DETROIT — Wayne State University officially broke ground Thursday on a $93 million addition to its life science programs, the Multidisciplinary Biomedical Research Building.
The 200,000-square-foot building will be constructed around an existing 130,000-square-foot 1927 Albert Kahn structure at 6187 Woodward Ave. that formerly housed a Buick-Pontiac dealership.
Wayne State President Allen Gilmour noted that the building will provide a new northern gateway to the Wayne State campus, since it’s farther north on Woodward than anything else prominently displaying the Wayne State logo. And, he noted, that “if anyone wants to put their name on the building, that can be arranged,” presumably with a huge contribution.
The MBRB will provide space for about 500 researchers and staff and 68 principal investigators. It will include wet and dry laboratories, faculty offices and common areas, as well as clinical space.
Faculty members from across the university will populate the MBRB. The School of Medicine, the College of Engineering, the College of Liberal Arts and Sciences, the School of Social Work, and the Eugene Applebaum College of Pharmacy and Health Sciences will conduct research at the facility. Ninety-three percent of the structure will be occupied by Wayne State University, with the remaining 7 percent housing partners from the Henry Ford Health System, including its bone and joint research program and biomechanics motion laboratory.
It will be Wayne State’s first new biomedical research facility since the opening of the Eugene Applebaum College of Pharmacy and Health Sciences building in 2002 and the first since 1998 with accommodations for researchers from the School of Medicine.
Research in the MBRB will be arranged into thematic areas — cardiovascular disease; metabolic disorders such as diabetes, hypertension and obesity; systems biology; biomedical engineering; bioinformatics and computational biology; and translational behavioral science.
A wide variety of Detroit dignitaries offered comments on the new building under a spectacular sunny sky and unseasonably warm temperatures in the upper 70s.
“This groundbreaking makes it clear that the premier urban research community in the country is Wayne State,” said U.S. Rep.
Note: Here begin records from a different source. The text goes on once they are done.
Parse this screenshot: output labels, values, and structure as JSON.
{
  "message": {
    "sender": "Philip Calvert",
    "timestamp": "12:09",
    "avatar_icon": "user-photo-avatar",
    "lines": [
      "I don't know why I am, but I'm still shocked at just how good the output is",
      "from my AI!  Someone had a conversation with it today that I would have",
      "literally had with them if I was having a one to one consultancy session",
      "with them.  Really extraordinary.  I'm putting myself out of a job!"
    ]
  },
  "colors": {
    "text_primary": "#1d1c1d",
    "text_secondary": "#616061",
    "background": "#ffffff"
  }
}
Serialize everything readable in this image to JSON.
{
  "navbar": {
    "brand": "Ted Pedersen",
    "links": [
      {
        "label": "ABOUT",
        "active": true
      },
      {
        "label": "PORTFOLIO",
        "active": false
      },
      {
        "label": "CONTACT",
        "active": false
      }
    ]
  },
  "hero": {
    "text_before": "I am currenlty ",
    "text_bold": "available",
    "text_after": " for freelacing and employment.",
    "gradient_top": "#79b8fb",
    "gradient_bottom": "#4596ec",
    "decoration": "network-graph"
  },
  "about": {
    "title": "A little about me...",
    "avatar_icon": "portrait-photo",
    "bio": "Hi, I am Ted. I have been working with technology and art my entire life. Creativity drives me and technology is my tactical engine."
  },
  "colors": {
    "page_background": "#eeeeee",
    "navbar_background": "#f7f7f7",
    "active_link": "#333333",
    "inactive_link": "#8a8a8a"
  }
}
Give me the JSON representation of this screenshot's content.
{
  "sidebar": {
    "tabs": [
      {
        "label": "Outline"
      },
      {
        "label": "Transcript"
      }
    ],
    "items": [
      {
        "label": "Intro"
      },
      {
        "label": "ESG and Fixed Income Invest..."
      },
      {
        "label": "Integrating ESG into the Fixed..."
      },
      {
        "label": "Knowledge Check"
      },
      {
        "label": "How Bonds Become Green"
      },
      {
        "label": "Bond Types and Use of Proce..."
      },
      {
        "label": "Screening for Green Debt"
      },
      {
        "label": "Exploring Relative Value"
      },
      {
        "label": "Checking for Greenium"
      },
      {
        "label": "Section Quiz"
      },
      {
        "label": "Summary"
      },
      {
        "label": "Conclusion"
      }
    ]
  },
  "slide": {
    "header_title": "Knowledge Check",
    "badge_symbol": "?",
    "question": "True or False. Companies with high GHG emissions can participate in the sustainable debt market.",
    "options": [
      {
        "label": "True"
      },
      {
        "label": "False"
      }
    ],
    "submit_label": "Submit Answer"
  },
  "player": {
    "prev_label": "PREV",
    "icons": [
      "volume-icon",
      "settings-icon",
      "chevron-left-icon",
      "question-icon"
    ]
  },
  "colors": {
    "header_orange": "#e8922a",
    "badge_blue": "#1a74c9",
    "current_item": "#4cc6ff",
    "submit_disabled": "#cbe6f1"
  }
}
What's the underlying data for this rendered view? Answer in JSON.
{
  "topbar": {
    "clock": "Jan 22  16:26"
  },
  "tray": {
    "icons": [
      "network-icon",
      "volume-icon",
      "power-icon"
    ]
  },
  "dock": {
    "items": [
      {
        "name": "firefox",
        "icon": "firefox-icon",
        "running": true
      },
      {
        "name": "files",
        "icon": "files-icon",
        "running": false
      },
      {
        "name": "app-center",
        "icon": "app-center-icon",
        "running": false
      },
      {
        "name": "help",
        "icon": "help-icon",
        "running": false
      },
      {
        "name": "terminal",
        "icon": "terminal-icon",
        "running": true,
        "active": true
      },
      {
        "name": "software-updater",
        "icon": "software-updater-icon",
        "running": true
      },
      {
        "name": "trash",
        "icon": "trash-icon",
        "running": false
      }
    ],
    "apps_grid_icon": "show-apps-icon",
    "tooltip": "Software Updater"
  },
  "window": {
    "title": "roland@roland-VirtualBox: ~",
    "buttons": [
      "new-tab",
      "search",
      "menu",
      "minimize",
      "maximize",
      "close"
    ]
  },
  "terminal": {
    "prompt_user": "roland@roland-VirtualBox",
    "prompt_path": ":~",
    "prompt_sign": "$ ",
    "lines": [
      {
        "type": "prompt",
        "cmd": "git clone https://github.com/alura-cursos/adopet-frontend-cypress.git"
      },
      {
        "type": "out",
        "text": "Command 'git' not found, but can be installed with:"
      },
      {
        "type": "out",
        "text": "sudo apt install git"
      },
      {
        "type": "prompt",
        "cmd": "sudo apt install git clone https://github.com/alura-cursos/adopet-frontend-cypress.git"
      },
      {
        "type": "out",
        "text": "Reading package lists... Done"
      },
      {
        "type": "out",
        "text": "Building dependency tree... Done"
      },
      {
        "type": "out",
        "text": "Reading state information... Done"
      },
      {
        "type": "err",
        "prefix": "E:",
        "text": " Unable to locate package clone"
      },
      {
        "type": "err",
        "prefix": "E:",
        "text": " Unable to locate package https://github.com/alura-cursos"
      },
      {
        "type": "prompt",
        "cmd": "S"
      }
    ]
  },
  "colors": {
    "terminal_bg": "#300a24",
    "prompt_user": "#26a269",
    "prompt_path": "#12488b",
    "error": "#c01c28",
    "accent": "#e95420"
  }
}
Hansen Clarke, D-Detroit. “This building will be a magnet for federal research dollars that are going to save lives and create jobs here.”
Sylvie Naar-King, a professor and pediatric obesity researcher at the Wayne State School of Medicine, said the new building will allow better collaboration among researchers that are now in scattered buildings.
And Detroit Mayor David Bing said the building was “an important point as Detroit transitions from manufacturing to eds and meds,” a reference to educational and medical employment.